A brain at rest stays at rest.
A brain in motion stays in motionunless acted upon by an outside force.
I’ve had a lot on my mind, of late. Problems at work, serious illness in the family, seeking a new job, the question of a career change, the question of additional training in my current career, another (possible) illness in the family, plus the self-imposed pressures about writing and book releases. In all, it’s kept my brain in motion pretty much all the time.
Normally, a brain in motion is a good thing. A brain in motion is a thinking brain, a learning brain. When all is calm, a brain in motion sails happily along. It thinks during the day, it dreams at night. But when placed under stress, it loses equilibrium. Sleep is disturbed. Patterns are disrupted. It cannot focus.

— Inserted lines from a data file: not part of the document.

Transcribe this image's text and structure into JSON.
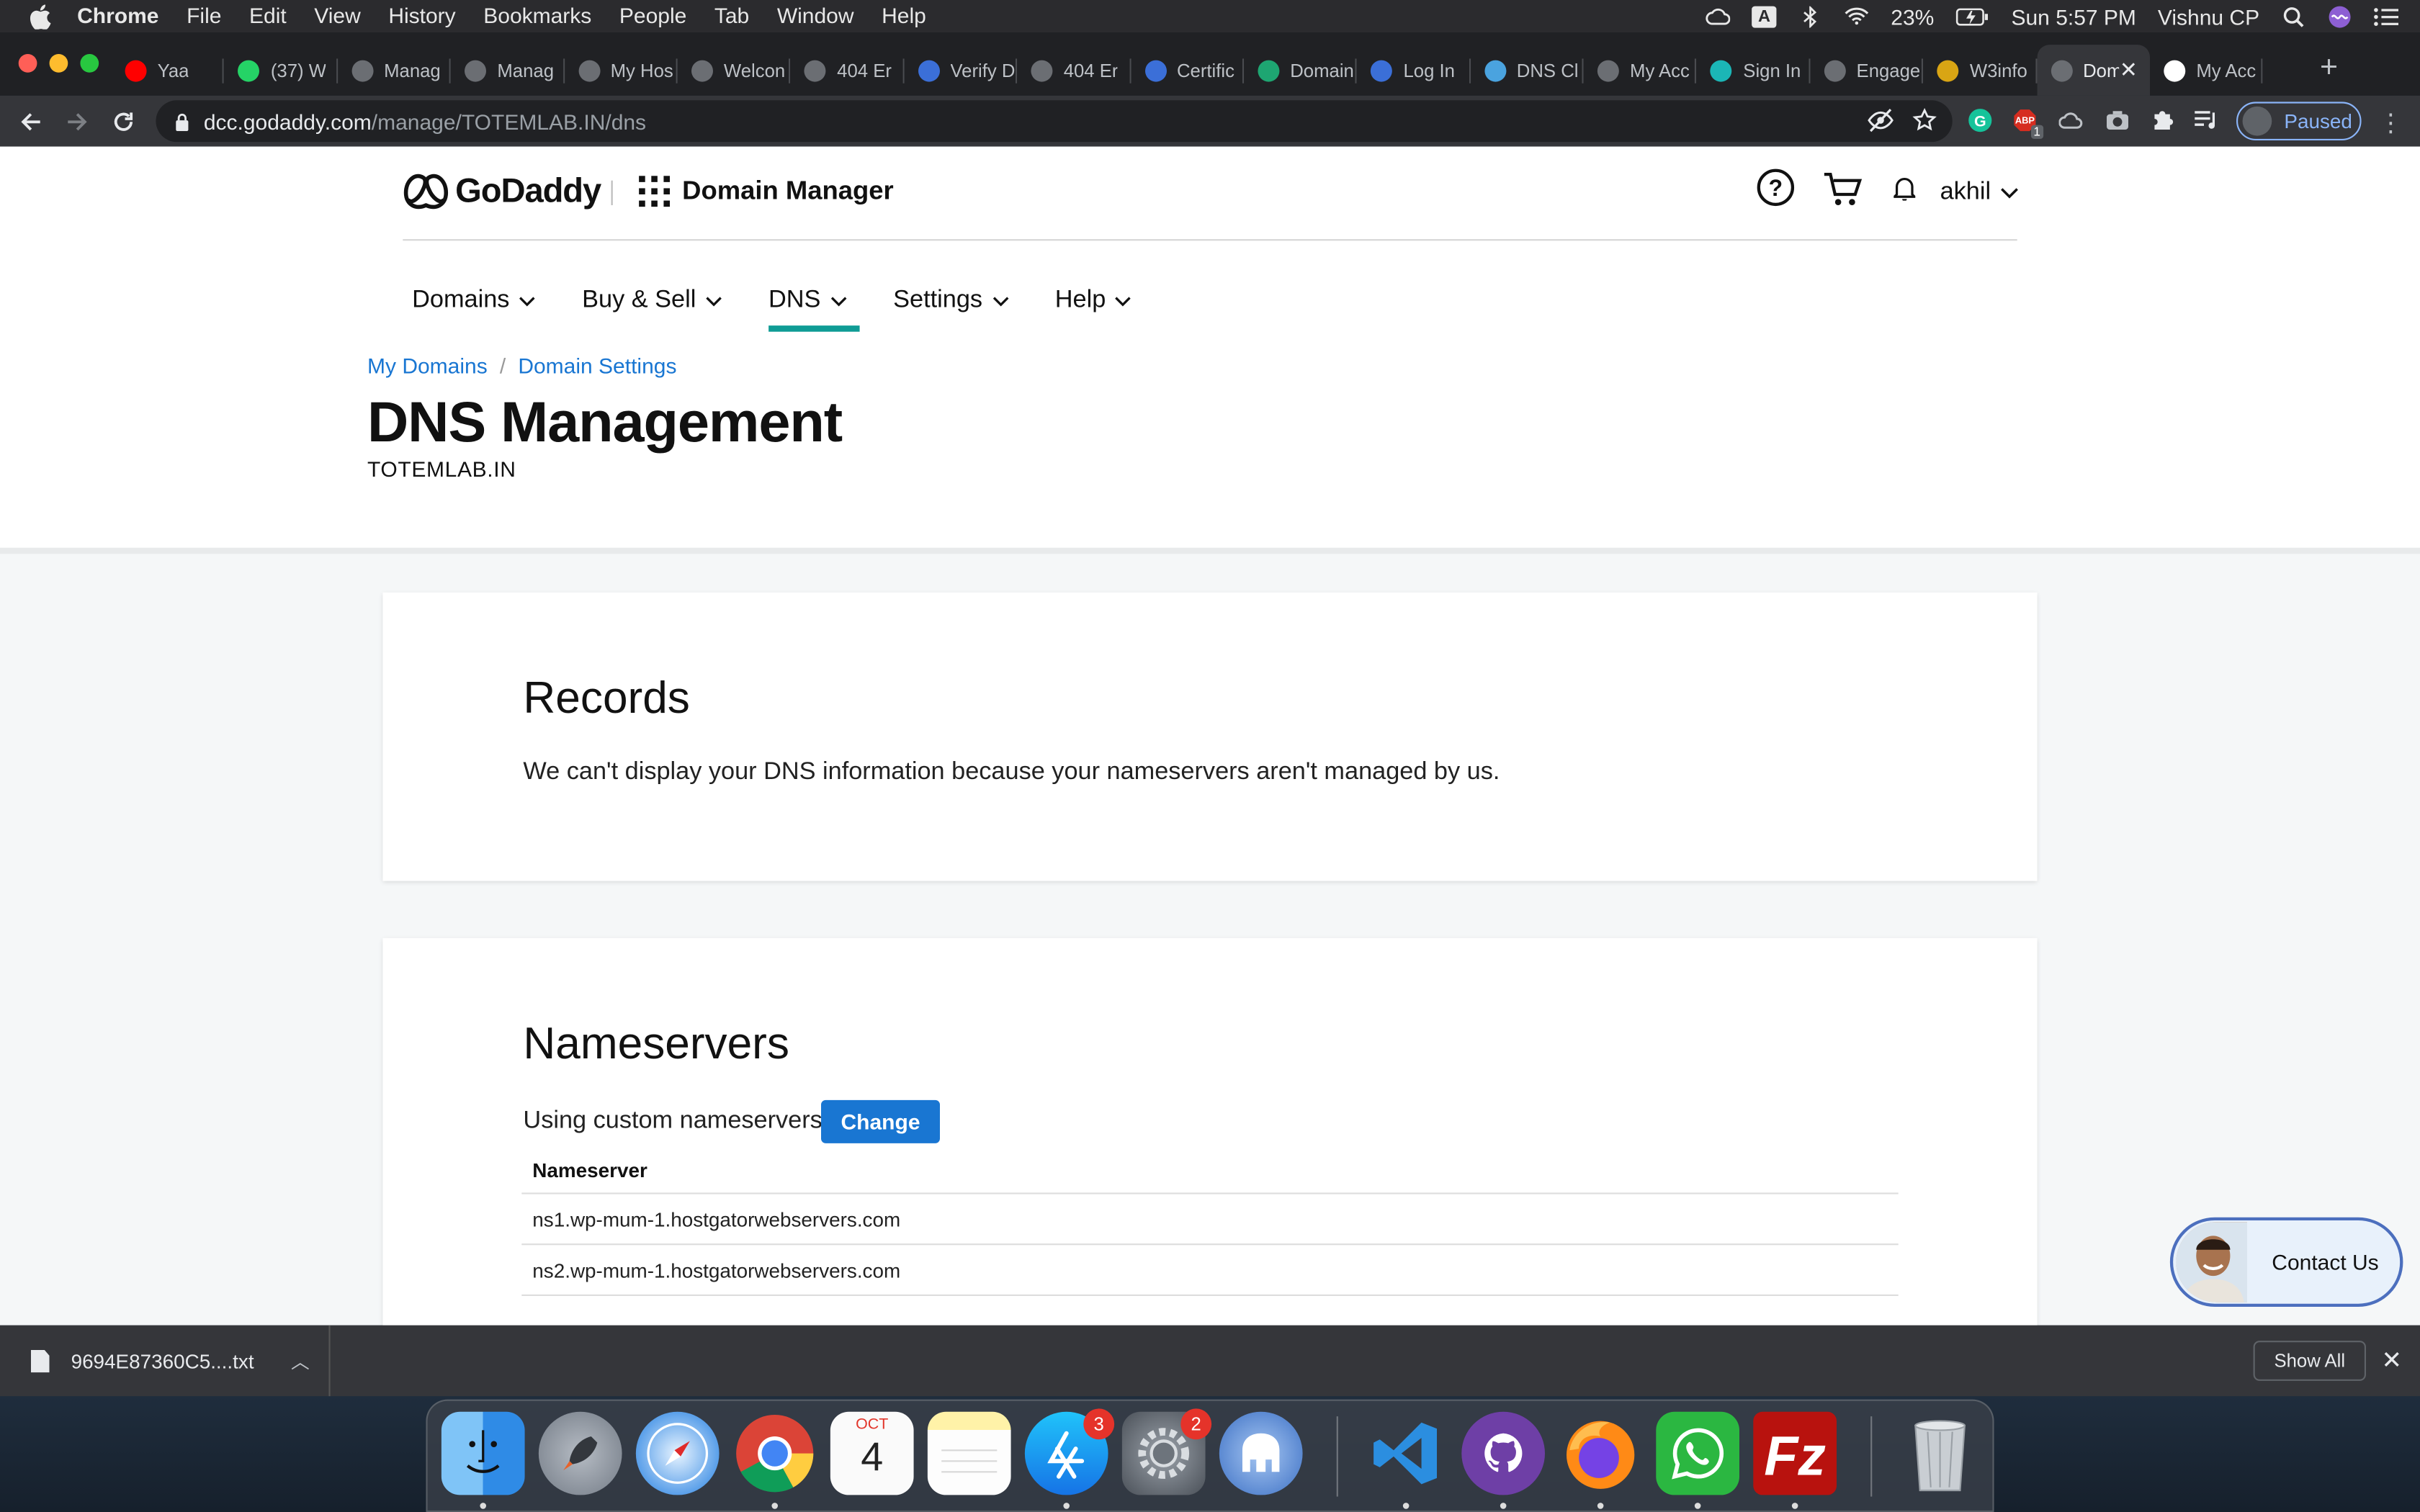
{
  "menubar": {
    "app": "Chrome",
    "items": [
      "File",
      "Edit",
      "View",
      "History",
      "Bookmarks",
      "People",
      "Tab",
      "Window",
      "Help"
    ],
    "battery": "23%",
    "clock": "Sun 5:57 PM",
    "user": "Vishnu CP",
    "input_source": "A"
  },
  "tabs": [
    {
      "label": "Yaa",
      "color": "#ff0000"
    },
    {
      "label": "(37) W",
      "color": "#25d366"
    },
    {
      "label": "Manag",
      "color": "#6b6e73"
    },
    {
      "label": "Manag",
      "color": "#6b6e73"
    },
    {
      "label": "My Hos",
      "color": "#6b6e73"
    },
    {
      "label": "Welcon",
      "color": "#6b6e73"
    },
    {
      "label": "404 Er",
      "color": "#6b6e73"
    },
    {
      "label": "Verify D",
      "color": "#3b6fd8"
    },
    {
      "label": "404 Er",
      "color": "#6b6e73"
    },
    {
      "label": "Certific",
      "color": "#3b6fd8"
    },
    {
      "label": "Domain",
      "color": "#1ea672"
    },
    {
      "label": "Log In",
      "color": "#3b6fd8"
    },
    {
      "label": "DNS Cl",
      "color": "#4aa3df"
    },
    {
      "label": "My Acc",
      "color": "#6b6e73"
    },
    {
      "label": "Sign In",
      "color": "#1bb6b6"
    },
    {
      "label": "Engage",
      "color": "#6b6e73"
    },
    {
      "label": "W3info",
      "color": "#d9a514"
    },
    {
      "label": "Dom",
      "color": "#6b6e73",
      "active": true
    },
    {
      "label": "My Acc",
      "color": "#ffffff"
    }
  ],
  "address": {
    "host": "dcc.godaddy.com",
    "path": "/manage/TOTEMLAB.IN/dns"
  },
  "profile": {
    "label": "Paused"
  },
  "extensions": {
    "abp_badge": "1"
  },
  "site": {
    "brand": "GoDaddy",
    "product": "Domain Manager",
    "user": "akhil",
    "nav": [
      "Domains",
      "Buy & Sell",
      "DNS",
      "Settings",
      "Help"
    ],
    "active_nav": "DNS",
    "breadcrumb": [
      "My Domains",
      "Domain Settings"
    ],
    "breadcrumb_sep": "/",
    "title": "DNS Management",
    "domain": "TOTEMLAB.IN"
  },
  "records": {
    "heading": "Records",
    "message": "We can't display your DNS information because your nameservers aren't managed by us."
  },
  "nameservers": {
    "heading": "Nameservers",
    "status": "Using custom nameservers",
    "change_label": "Change",
    "column": "Nameserver",
    "rows": [
      "ns1.wp-mum-1.hostgatorwebservers.com",
      "ns2.wp-mum-1.hostgatorwebservers.com"
    ]
  },
  "contact": {
    "label": "Contact Us"
  },
  "downloads": {
    "file": "9694E87360C5....txt",
    "show_all": "Show All"
  },
  "dock": {
    "calendar_month": "OCT",
    "calendar_day": "4",
    "appstore_badge": "3",
    "prefs_badge": "2"
  },
  "colors": {
    "link": "#1976d2",
    "primary_button": "#1976d2",
    "nav_underline": "#0f9c95",
    "chrome_dark": "#202124",
    "chrome_toolbar": "#35363a"
  }
}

It cannot concentrate.
At such times, I used to think that my brain was speeding out of control and, simplistically, I used to apply a single, “opposing force” in an attempt to stop it. Through such attempts I learned:
- No amount of alcohol can slow the “brain in motion.”

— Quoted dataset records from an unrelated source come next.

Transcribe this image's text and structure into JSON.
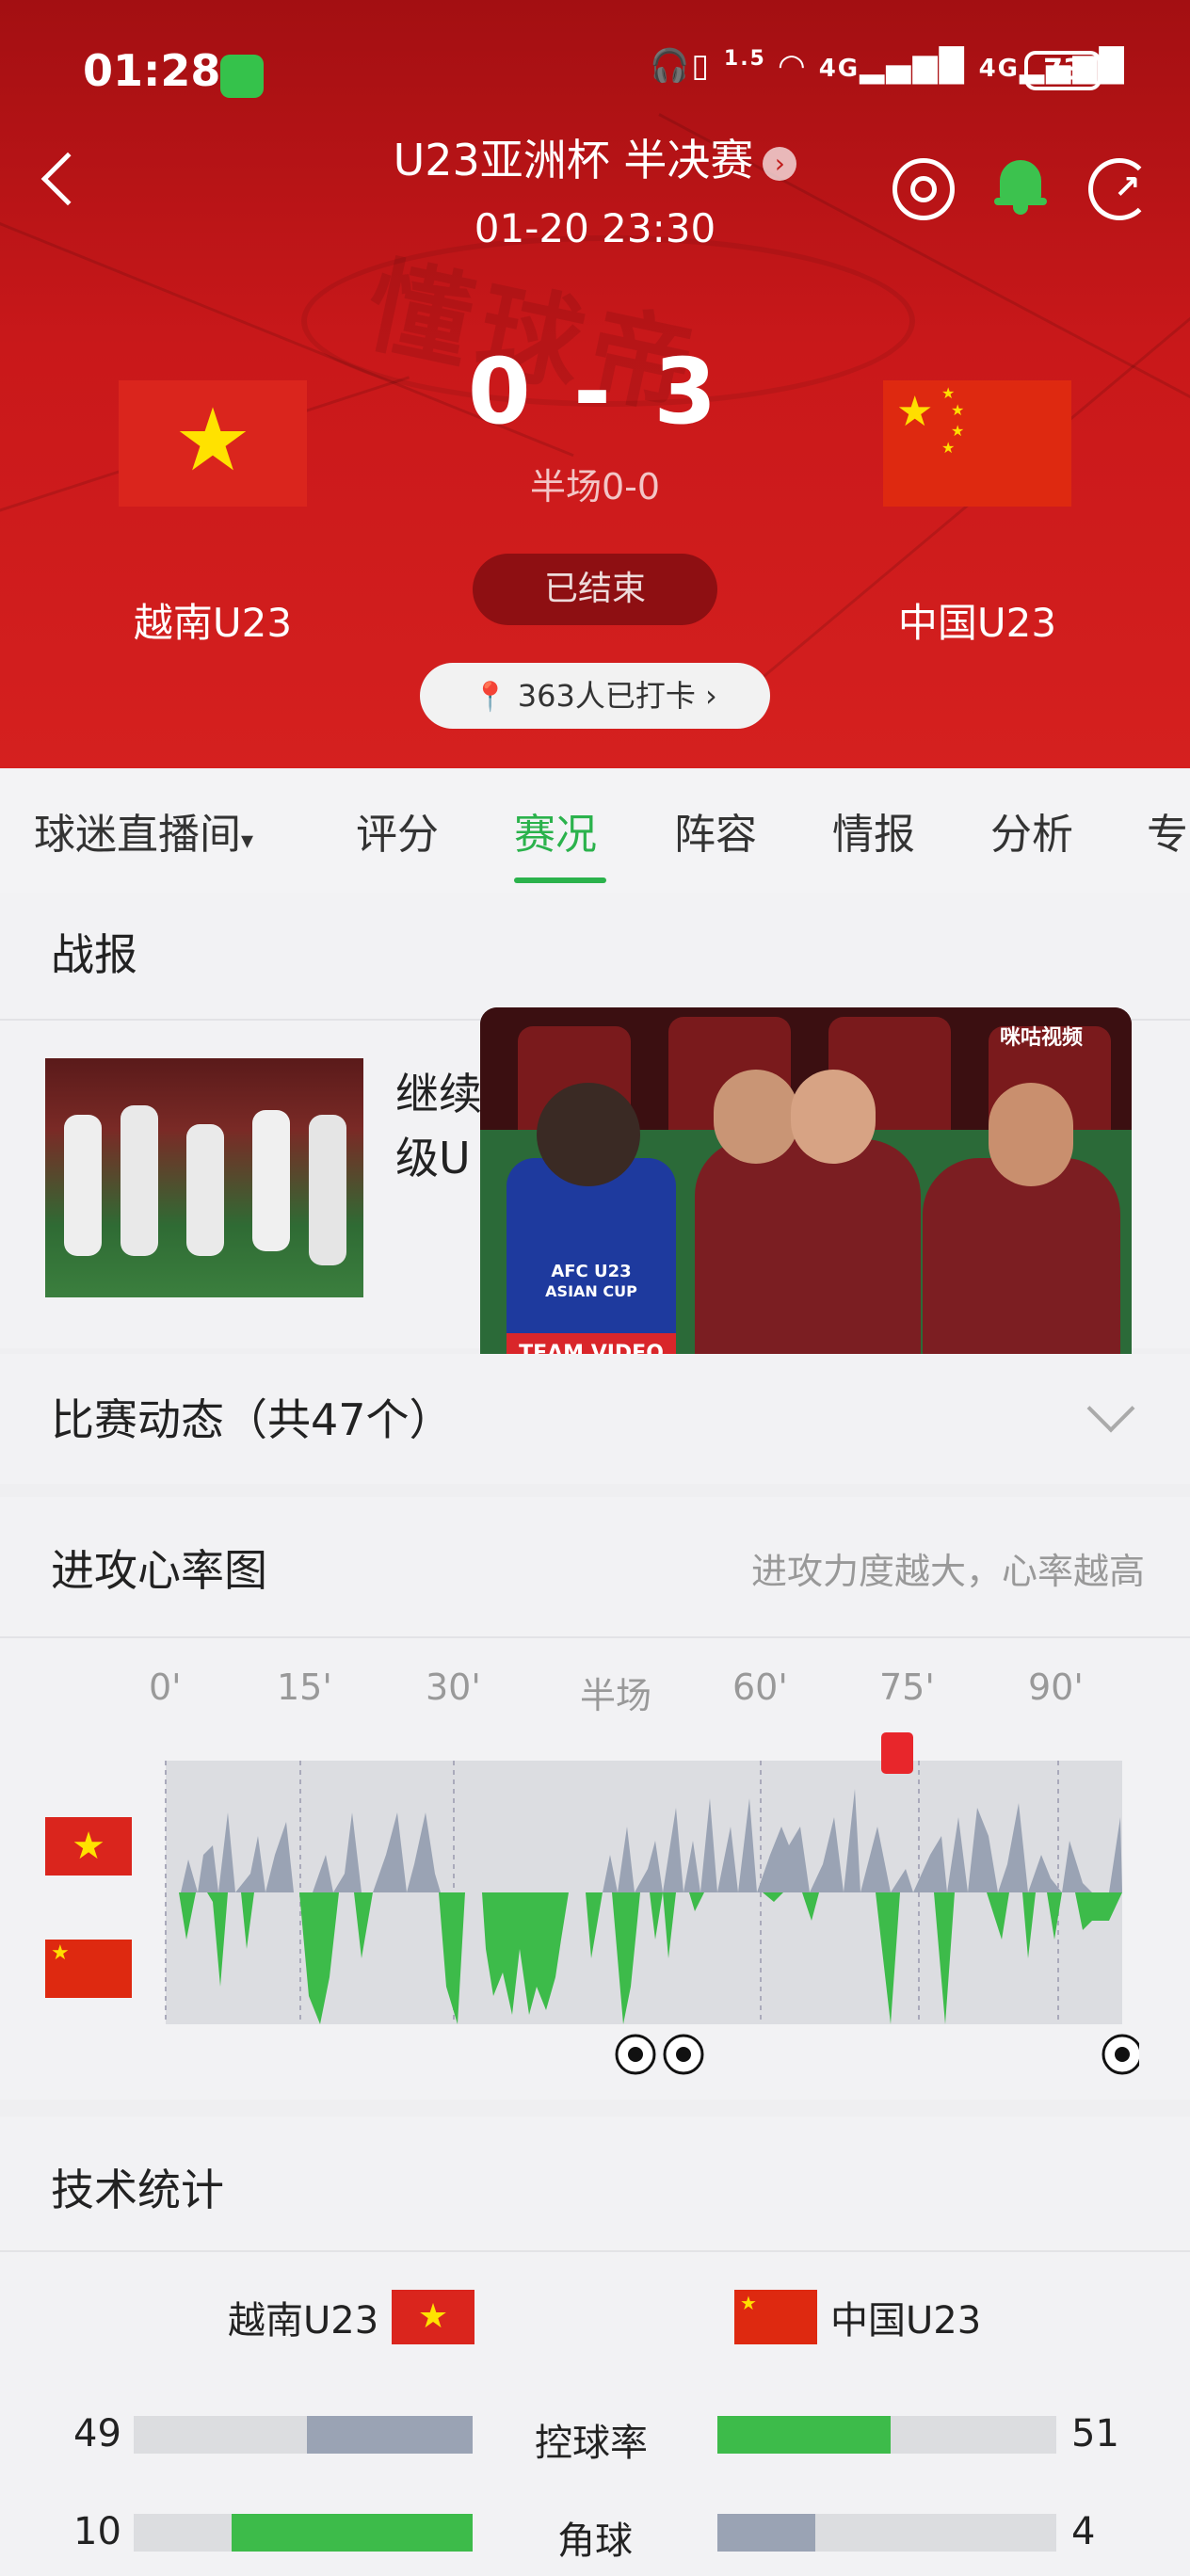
{
  "status_bar": {
    "time": "01:28",
    "signal_text": "1.5",
    "network_1": "4G",
    "network_2": "4G",
    "battery": "73"
  },
  "header": {
    "title": "U23亚洲杯 半决赛",
    "datetime": "01-20 23:30",
    "watermark": "懂球帝",
    "score": "0 - 3",
    "half_score": "半场0-0",
    "status": "已结束",
    "home_team": "越南U23",
    "away_team": "中国U23",
    "checkin": "363人已打卡"
  },
  "tabs": [
    "球迷直播间",
    "评分",
    "赛况",
    "阵容",
    "情报",
    "分析",
    "专"
  ],
  "active_tab": "赛况",
  "report": {
    "section_title": "战报",
    "headline_line1": "继续",
    "headline_line2": "级U",
    "video_logo": "咪咕视频",
    "video_text_1": "AFC U23",
    "video_text_2": "ASIAN CUP",
    "video_text_3": "TEAM VIDEO"
  },
  "events": {
    "label": "比赛动态（共47个）"
  },
  "heartbeat": {
    "title": "进攻心率图",
    "hint": "进攻力度越大，心率越高",
    "ticks": [
      "0'",
      "15'",
      "30'",
      "半场",
      "60'",
      "75'",
      "90'"
    ]
  },
  "tech_stats": {
    "title": "技术统计",
    "home": "越南U23",
    "away": "中国U23",
    "rows": [
      {
        "label": "控球率",
        "home": "49",
        "away": "51",
        "home_pct": 0.49,
        "away_pct": 0.51
      },
      {
        "label": "角球",
        "home": "10",
        "away": "4",
        "home_pct": 0.71,
        "away_pct": 0.29
      }
    ]
  },
  "colors": {
    "accent_green": "#2bb24c",
    "header_red": "#c9181a",
    "gray_bar": "#9aa3b4"
  }
}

- Sedatives can bring sleep, but they cannot bring rest.
- Denying facts on the ground simply makes more problems.
But then I realized something. I was thinking of my brain as something that was traveling in a straight line, as if all these worries and problems were simply adding velocity to my brain’s motion. They were not. A better metaphor is that all these issues and concerns are other forces that are affecting my brain, coming in and smacking it from different directions, making my poor head pinball around, flipping it in one direction and then < bumper > and off it goes in a different direction. So, naturally, being a problem-solving-male, I tried to counter each force with an equal and opposite force.
The problem here is that you just can’t see this stuff coming at you. It sneaks in under the radar. It gets lobbed in from orbit. It hits you when you least expect it. By trying to counter this chaos, by trying to “assert calm” upon my mind, I was inadvertently exacerbating the situation. I was adding my own outside forces to the equation, and instead of achieving equilibrium, was whipping myself into a froth.
Okay. New tactic.
It is cliché, but it’s also true:
- There are just some things I can’t do anything about, so I mustn’t try to change them.
- I mustn’t add to the froth; there’s already enough noise in the signal.
- I’m imperfect, so I just need to be satisfied with what I can do.
So, I’m going to drop some balls, and I’m going to miss some cues, and I’m going to fail at some of the many things I need to do. If I stop trying to change direction I’m thrown and instead just work on what I can while headed in that direction, I’ll get more done and be less frustrated.
The brain will stay in motion, but I will survive the trip.